By William Newell
When you think of a school, you probably imagine classrooms filled with students and teachers, not employee offices. The reality is that highly compensated administrators and non-teaching support staff outnumber Oregon’s K-12 teachers.
The growth of administrative and non-teaching support staff has more than tripled that of students and teachers since 1992. In the last 21 years, the student population has grown by only 15.4 percent and teachers by only 12.7 percent. At the same time, the ranks of administrators and non-teaching support staff have grown by a staggering 47.3 percent.
The growth in staff hasn’t improved student achievement. Oregon fourth and eighth grade National Assessment of Educational Progress test scores in math and reading have regressed to or fallen below the national average. In 2013, Oregon received a “C” from Education Week and a “D-” from StudentsFirst, two respected education research organizations.

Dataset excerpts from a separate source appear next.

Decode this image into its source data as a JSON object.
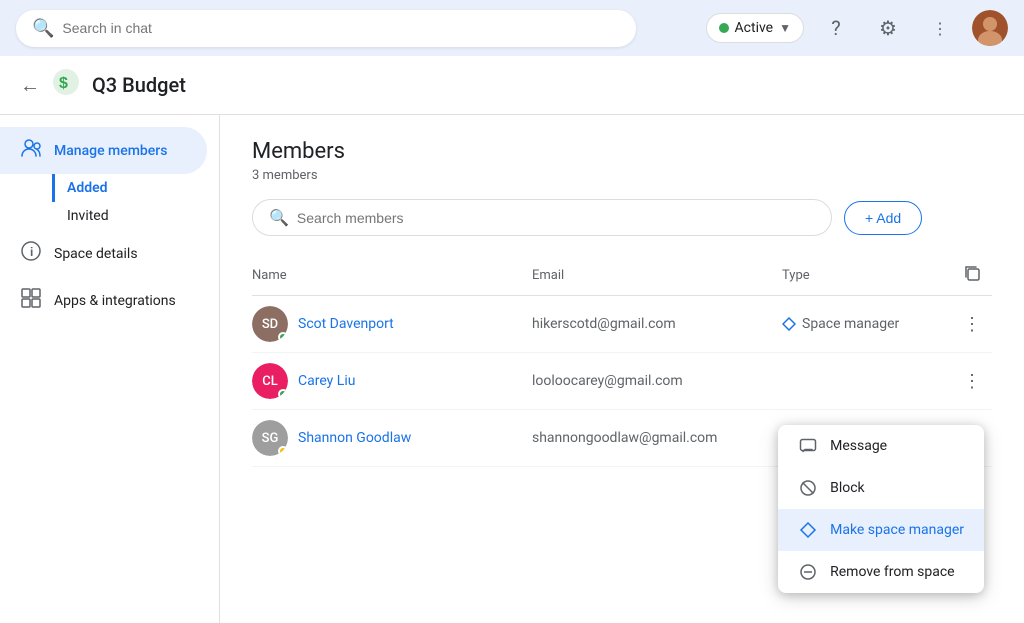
{
  "topbar": {
    "search_placeholder": "Search in chat",
    "status_label": "Active",
    "status_color": "#34a853"
  },
  "space": {
    "title": "Q3 Budget",
    "back_label": "←"
  },
  "sidebar": {
    "manage_members_label": "Manage members",
    "added_label": "Added",
    "invited_label": "Invited",
    "space_details_label": "Space details",
    "apps_integrations_label": "Apps & integrations"
  },
  "members_section": {
    "title": "Members",
    "count": "3 members",
    "search_placeholder": "Search members",
    "add_label": "+ Add"
  },
  "table": {
    "col_name": "Name",
    "col_email": "Email",
    "col_type": "Type",
    "members": [
      {
        "name": "Scot Davenport",
        "email": "hikerscotd@gmail.com",
        "type": "Space manager",
        "status": "online",
        "avatar_bg": "#8d6e63",
        "initials": "SD"
      },
      {
        "name": "Carey Liu",
        "email": "looloocarey@gmail.com",
        "type": "",
        "status": "online",
        "avatar_bg": "#e91e63",
        "initials": "CL"
      },
      {
        "name": "Shannon Goodlaw",
        "email": "shannongoodlaw@gmail.com",
        "type": "",
        "status": "away",
        "avatar_bg": "#9e9e9e",
        "initials": "SG"
      }
    ]
  },
  "context_menu": {
    "message_label": "Message",
    "block_label": "Block",
    "make_manager_label": "Make space manager",
    "remove_label": "Remove from space"
  }
}
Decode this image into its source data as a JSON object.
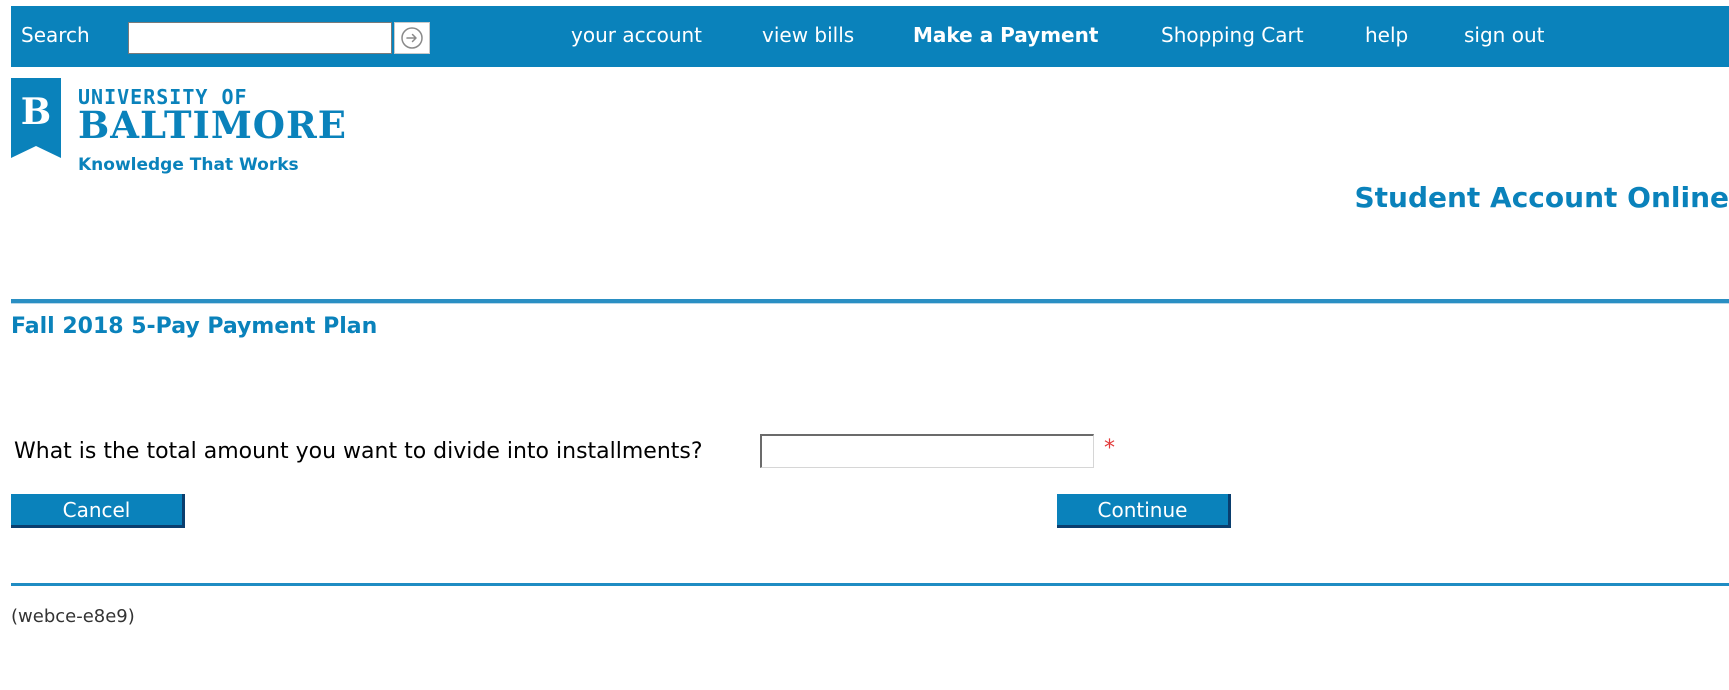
{
  "topbar": {
    "search_label": "Search",
    "search_value": "",
    "search_go_icon": "arrow-circle-right-icon",
    "nav": [
      {
        "label": "your account",
        "bold": false
      },
      {
        "label": "view bills",
        "bold": false
      },
      {
        "label": "Make a Payment",
        "bold": true
      },
      {
        "label": "Shopping Cart",
        "bold": false
      },
      {
        "label": "help",
        "bold": false
      },
      {
        "label": "sign out",
        "bold": false
      }
    ]
  },
  "brand": {
    "logo_letter": "B",
    "line1": "UNIVERSITY OF",
    "line2": "BALTIMORE",
    "tagline": "Knowledge That Works",
    "app_title": "Student Account Online"
  },
  "main": {
    "plan_title": "Fall 2018 5-Pay Payment Plan",
    "question": "What is the total amount you want to divide into installments?",
    "amount_value": "",
    "required_marker": "*",
    "cancel_label": "Cancel",
    "continue_label": "Continue"
  },
  "footer": {
    "code": "(webce-e8e9)"
  },
  "colors": {
    "brand_blue": "#0a82bb",
    "button_shadow": "#0a3e6e",
    "required_red": "#e23a3a"
  }
}
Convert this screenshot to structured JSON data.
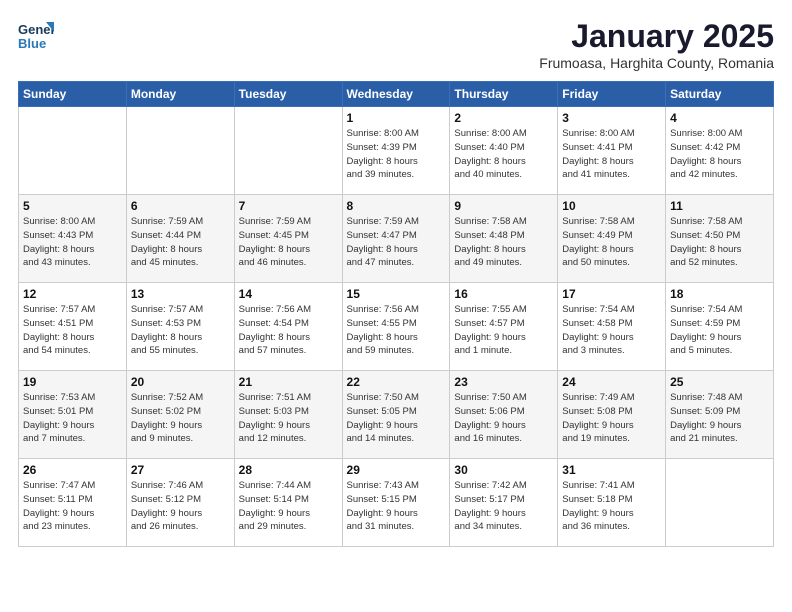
{
  "header": {
    "logo_general": "General",
    "logo_blue": "Blue",
    "title": "January 2025",
    "subtitle": "Frumoasa, Harghita County, Romania"
  },
  "calendar": {
    "days_of_week": [
      "Sunday",
      "Monday",
      "Tuesday",
      "Wednesday",
      "Thursday",
      "Friday",
      "Saturday"
    ],
    "weeks": [
      [
        {
          "day": "",
          "info": ""
        },
        {
          "day": "",
          "info": ""
        },
        {
          "day": "",
          "info": ""
        },
        {
          "day": "1",
          "info": "Sunrise: 8:00 AM\nSunset: 4:39 PM\nDaylight: 8 hours\nand 39 minutes."
        },
        {
          "day": "2",
          "info": "Sunrise: 8:00 AM\nSunset: 4:40 PM\nDaylight: 8 hours\nand 40 minutes."
        },
        {
          "day": "3",
          "info": "Sunrise: 8:00 AM\nSunset: 4:41 PM\nDaylight: 8 hours\nand 41 minutes."
        },
        {
          "day": "4",
          "info": "Sunrise: 8:00 AM\nSunset: 4:42 PM\nDaylight: 8 hours\nand 42 minutes."
        }
      ],
      [
        {
          "day": "5",
          "info": "Sunrise: 8:00 AM\nSunset: 4:43 PM\nDaylight: 8 hours\nand 43 minutes."
        },
        {
          "day": "6",
          "info": "Sunrise: 7:59 AM\nSunset: 4:44 PM\nDaylight: 8 hours\nand 45 minutes."
        },
        {
          "day": "7",
          "info": "Sunrise: 7:59 AM\nSunset: 4:45 PM\nDaylight: 8 hours\nand 46 minutes."
        },
        {
          "day": "8",
          "info": "Sunrise: 7:59 AM\nSunset: 4:47 PM\nDaylight: 8 hours\nand 47 minutes."
        },
        {
          "day": "9",
          "info": "Sunrise: 7:58 AM\nSunset: 4:48 PM\nDaylight: 8 hours\nand 49 minutes."
        },
        {
          "day": "10",
          "info": "Sunrise: 7:58 AM\nSunset: 4:49 PM\nDaylight: 8 hours\nand 50 minutes."
        },
        {
          "day": "11",
          "info": "Sunrise: 7:58 AM\nSunset: 4:50 PM\nDaylight: 8 hours\nand 52 minutes."
        }
      ],
      [
        {
          "day": "12",
          "info": "Sunrise: 7:57 AM\nSunset: 4:51 PM\nDaylight: 8 hours\nand 54 minutes."
        },
        {
          "day": "13",
          "info": "Sunrise: 7:57 AM\nSunset: 4:53 PM\nDaylight: 8 hours\nand 55 minutes."
        },
        {
          "day": "14",
          "info": "Sunrise: 7:56 AM\nSunset: 4:54 PM\nDaylight: 8 hours\nand 57 minutes."
        },
        {
          "day": "15",
          "info": "Sunrise: 7:56 AM\nSunset: 4:55 PM\nDaylight: 8 hours\nand 59 minutes."
        },
        {
          "day": "16",
          "info": "Sunrise: 7:55 AM\nSunset: 4:57 PM\nDaylight: 9 hours\nand 1 minute."
        },
        {
          "day": "17",
          "info": "Sunrise: 7:54 AM\nSunset: 4:58 PM\nDaylight: 9 hours\nand 3 minutes."
        },
        {
          "day": "18",
          "info": "Sunrise: 7:54 AM\nSunset: 4:59 PM\nDaylight: 9 hours\nand 5 minutes."
        }
      ],
      [
        {
          "day": "19",
          "info": "Sunrise: 7:53 AM\nSunset: 5:01 PM\nDaylight: 9 hours\nand 7 minutes."
        },
        {
          "day": "20",
          "info": "Sunrise: 7:52 AM\nSunset: 5:02 PM\nDaylight: 9 hours\nand 9 minutes."
        },
        {
          "day": "21",
          "info": "Sunrise: 7:51 AM\nSunset: 5:03 PM\nDaylight: 9 hours\nand 12 minutes."
        },
        {
          "day": "22",
          "info": "Sunrise: 7:50 AM\nSunset: 5:05 PM\nDaylight: 9 hours\nand 14 minutes."
        },
        {
          "day": "23",
          "info": "Sunrise: 7:50 AM\nSunset: 5:06 PM\nDaylight: 9 hours\nand 16 minutes."
        },
        {
          "day": "24",
          "info": "Sunrise: 7:49 AM\nSunset: 5:08 PM\nDaylight: 9 hours\nand 19 minutes."
        },
        {
          "day": "25",
          "info": "Sunrise: 7:48 AM\nSunset: 5:09 PM\nDaylight: 9 hours\nand 21 minutes."
        }
      ],
      [
        {
          "day": "26",
          "info": "Sunrise: 7:47 AM\nSunset: 5:11 PM\nDaylight: 9 hours\nand 23 minutes."
        },
        {
          "day": "27",
          "info": "Sunrise: 7:46 AM\nSunset: 5:12 PM\nDaylight: 9 hours\nand 26 minutes."
        },
        {
          "day": "28",
          "info": "Sunrise: 7:44 AM\nSunset: 5:14 PM\nDaylight: 9 hours\nand 29 minutes."
        },
        {
          "day": "29",
          "info": "Sunrise: 7:43 AM\nSunset: 5:15 PM\nDaylight: 9 hours\nand 31 minutes."
        },
        {
          "day": "30",
          "info": "Sunrise: 7:42 AM\nSunset: 5:17 PM\nDaylight: 9 hours\nand 34 minutes."
        },
        {
          "day": "31",
          "info": "Sunrise: 7:41 AM\nSunset: 5:18 PM\nDaylight: 9 hours\nand 36 minutes."
        },
        {
          "day": "",
          "info": ""
        }
      ]
    ]
  }
}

Rudy Crew, Oregon’s recently departed chief education officer, abused his spending privileges and did little to improve Oregon schools, ultimately showing the top-heavy system’s main flaws. Sadly, the top education bureaucrat’s $280,000 salary and gold-plated benefits package are just the tip of the education iceberg.
If administrative and support employment had grown in line with students, Oregon could have saved more than $300 million annually or hired almost 3,782 teachers compensated at $80,000 each.* Going forward, schools must refocus their priorities back on the classroom and away from the education bureaucracy.
*Teacher compensation was calculated by taking the average Oregon K-12 teacher salary of $57,000 plus 40% for benefits.
William Newell is a research associate at Cascade Policy Institute, Oregon’s free-market think tank.